シェル変数と環境変数
シェルスクリプトやコマンドライン操作において、変数は非常に重要な役割を果たします。LinuxやUNIX系システムでは、シェル変数と環境変数の2種類の変数がよく使われます。これらの変数は、シェル内での設定情報やシステム全体に影響を与える設定を保持し、ユーザーやプロセスがシステムを効率的に利用するための基盤となります。
シェル変数は、現在のシェルセッション内でのみ有効な変数であり、シェルスクリプトや一時的な設定に使用されます。一方、環境変数は、システム全体に影響を与える設定を保持し、親プロセスから子プロセスへと引き継がれるため、システムの動作やソフトウェアの挙動に広範囲に影響します。
ここでは、シェル変数と環境変数の違い、利用方法、そしてそれぞれがどのように役立つかについて解説していきます。
シェル変数とは
シェル変数は、シェル(コマンドラインインターフェース)で使用される一時的なデータ保存用の名前付きストレージです。

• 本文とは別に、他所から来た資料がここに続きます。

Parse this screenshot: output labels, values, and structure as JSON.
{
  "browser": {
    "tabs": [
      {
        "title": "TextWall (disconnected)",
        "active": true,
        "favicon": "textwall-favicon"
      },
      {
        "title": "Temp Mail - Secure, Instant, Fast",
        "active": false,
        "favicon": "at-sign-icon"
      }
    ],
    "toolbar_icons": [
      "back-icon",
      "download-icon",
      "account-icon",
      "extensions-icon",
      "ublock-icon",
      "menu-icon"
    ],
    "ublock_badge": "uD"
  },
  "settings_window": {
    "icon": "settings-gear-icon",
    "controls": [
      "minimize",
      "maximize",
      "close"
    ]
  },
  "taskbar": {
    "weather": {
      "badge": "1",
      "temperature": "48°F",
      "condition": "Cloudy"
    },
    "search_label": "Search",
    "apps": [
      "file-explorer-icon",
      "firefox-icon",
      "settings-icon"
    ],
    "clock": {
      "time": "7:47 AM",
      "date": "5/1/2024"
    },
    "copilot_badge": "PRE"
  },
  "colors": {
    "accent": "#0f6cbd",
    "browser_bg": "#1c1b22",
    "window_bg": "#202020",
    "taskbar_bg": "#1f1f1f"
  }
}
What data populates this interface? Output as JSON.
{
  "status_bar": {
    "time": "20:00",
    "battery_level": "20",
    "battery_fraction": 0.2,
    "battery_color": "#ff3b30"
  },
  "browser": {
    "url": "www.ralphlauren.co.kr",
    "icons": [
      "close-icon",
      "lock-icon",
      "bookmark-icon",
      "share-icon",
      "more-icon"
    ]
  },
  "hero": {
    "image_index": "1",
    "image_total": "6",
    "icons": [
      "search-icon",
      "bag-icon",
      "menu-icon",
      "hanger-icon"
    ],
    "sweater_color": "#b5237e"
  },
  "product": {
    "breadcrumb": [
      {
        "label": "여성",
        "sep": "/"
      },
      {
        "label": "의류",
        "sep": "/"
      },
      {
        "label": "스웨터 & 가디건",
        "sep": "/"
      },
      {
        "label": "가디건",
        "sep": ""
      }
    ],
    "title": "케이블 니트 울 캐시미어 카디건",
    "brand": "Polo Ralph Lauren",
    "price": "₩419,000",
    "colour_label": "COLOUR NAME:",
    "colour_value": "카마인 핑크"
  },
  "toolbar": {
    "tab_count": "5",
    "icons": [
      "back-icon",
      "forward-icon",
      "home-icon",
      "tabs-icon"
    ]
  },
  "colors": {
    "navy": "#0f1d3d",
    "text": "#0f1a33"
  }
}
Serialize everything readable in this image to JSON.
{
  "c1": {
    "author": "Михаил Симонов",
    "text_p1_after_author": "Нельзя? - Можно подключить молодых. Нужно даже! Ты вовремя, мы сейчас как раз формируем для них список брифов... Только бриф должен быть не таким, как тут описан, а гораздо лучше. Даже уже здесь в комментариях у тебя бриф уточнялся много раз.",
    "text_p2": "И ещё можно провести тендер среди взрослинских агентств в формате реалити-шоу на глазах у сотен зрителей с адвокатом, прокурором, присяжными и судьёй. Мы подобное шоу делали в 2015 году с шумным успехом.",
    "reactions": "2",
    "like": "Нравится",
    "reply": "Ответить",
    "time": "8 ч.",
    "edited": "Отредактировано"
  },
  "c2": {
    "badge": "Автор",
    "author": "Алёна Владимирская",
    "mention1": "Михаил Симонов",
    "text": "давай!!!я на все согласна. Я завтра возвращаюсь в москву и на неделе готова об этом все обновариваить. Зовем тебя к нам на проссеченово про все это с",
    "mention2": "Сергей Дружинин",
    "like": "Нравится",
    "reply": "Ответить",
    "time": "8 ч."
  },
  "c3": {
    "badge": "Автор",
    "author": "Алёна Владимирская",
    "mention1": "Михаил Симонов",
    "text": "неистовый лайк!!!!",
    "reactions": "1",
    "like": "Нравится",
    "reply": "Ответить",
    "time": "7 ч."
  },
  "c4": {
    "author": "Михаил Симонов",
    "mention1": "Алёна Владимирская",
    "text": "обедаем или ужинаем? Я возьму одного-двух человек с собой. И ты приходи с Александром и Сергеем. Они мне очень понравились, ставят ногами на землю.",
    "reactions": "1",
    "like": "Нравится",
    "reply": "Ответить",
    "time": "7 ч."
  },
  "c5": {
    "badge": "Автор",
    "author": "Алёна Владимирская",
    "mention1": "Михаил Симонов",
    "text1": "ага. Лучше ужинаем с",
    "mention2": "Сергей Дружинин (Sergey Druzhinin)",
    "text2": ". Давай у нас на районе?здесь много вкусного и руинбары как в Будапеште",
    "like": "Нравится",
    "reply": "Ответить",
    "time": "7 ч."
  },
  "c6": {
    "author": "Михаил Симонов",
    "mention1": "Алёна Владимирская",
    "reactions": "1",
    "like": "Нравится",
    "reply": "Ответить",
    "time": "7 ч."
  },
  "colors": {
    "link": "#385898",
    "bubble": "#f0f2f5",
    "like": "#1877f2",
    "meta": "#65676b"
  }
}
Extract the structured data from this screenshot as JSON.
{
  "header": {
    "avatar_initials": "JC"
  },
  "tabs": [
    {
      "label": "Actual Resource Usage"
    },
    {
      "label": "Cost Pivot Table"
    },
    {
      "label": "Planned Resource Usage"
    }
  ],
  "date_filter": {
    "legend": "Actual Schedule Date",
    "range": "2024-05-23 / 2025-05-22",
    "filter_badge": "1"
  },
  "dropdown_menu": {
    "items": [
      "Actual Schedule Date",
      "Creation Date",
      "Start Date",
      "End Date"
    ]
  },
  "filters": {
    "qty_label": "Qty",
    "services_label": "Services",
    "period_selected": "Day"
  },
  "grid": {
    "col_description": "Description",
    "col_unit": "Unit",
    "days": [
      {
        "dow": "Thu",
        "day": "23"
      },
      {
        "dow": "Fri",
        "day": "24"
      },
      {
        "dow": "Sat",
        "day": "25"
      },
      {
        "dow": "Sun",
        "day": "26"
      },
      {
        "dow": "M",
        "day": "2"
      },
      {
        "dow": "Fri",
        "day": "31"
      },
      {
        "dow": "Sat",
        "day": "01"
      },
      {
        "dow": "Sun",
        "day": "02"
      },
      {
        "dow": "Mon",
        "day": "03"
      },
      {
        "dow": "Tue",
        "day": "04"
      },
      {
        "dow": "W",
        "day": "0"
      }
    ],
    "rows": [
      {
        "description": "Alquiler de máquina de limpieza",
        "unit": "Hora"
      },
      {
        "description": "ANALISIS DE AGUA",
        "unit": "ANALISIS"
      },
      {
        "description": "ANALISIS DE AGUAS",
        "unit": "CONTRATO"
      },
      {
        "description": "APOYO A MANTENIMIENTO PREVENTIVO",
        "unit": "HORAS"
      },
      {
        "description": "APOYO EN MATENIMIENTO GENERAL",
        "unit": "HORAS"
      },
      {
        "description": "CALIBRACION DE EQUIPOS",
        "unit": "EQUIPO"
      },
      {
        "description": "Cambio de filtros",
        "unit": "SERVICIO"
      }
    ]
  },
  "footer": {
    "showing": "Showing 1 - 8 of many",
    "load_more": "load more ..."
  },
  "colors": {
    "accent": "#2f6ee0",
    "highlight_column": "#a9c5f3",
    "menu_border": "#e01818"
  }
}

シェル変数は、ユーザーがスクリプトやコマンドを実行する際に、情報を格納して再利用するために使用されます。
変数の定義
シェル変数は以下の形式で定義されます。
【定義】変数名=値
例:
myvar="Hello, World!"
変数名に使える文字
シェル変数名には以下のルールがあります。
- 英大文字と小文字を区別します(case-sensitive)
- 文字(A-Z, a-z)、数字(0-9)、およびアンダースコア(_)を含めることができます
- 変数名は文字で始めなければなりません(数字では始められません)
例:
- 有効な変数名:
VAR1
,my_var
,_temp
- 無効な変数名:
1var
,my-var
変数の呼び出し
変数の値を呼び出すには、変数名の前に「$」記号を付けます。
echo $myvar
Hello, World!
上記の例では、「Hello, World!」が表示されます。
シェル変数と環境変数の用途
シェル変数には以下の2つの主要な用途があります。
- シェル変数: 現在のシェルセッションでのみ有効な変数
- 環境変数: シェルから起動されるすべての子プロセスに継承される変数
主な環境変数
環境変数 | 説明 |
---|---|
PATH | コマンドを検索するディレクトリのリスト。システムが実行可能ファイルを探す場所を指定します。 |
HOME | ユーザーのホームディレクトリのパス。 |
USER | 現在のログインユーザー名。 |
SHELL | デフォルトのシェルプログラムのパス。 |
PWD | 現在の作業ディレクトリのパス。 |
LANG | デフォルトのシステムロケール設定。 |
EDITOR | デフォルトのテキストエディタ。 |
LOGNAME | ユーザーのログイン名。 |
例:環境変数の設定
環境変数は以下のように設定できます。
export VAR_NAME=value
例:
export PATH=$PATH:/new/path
これにより、PATH
環境変数に新しいパスが追加されます。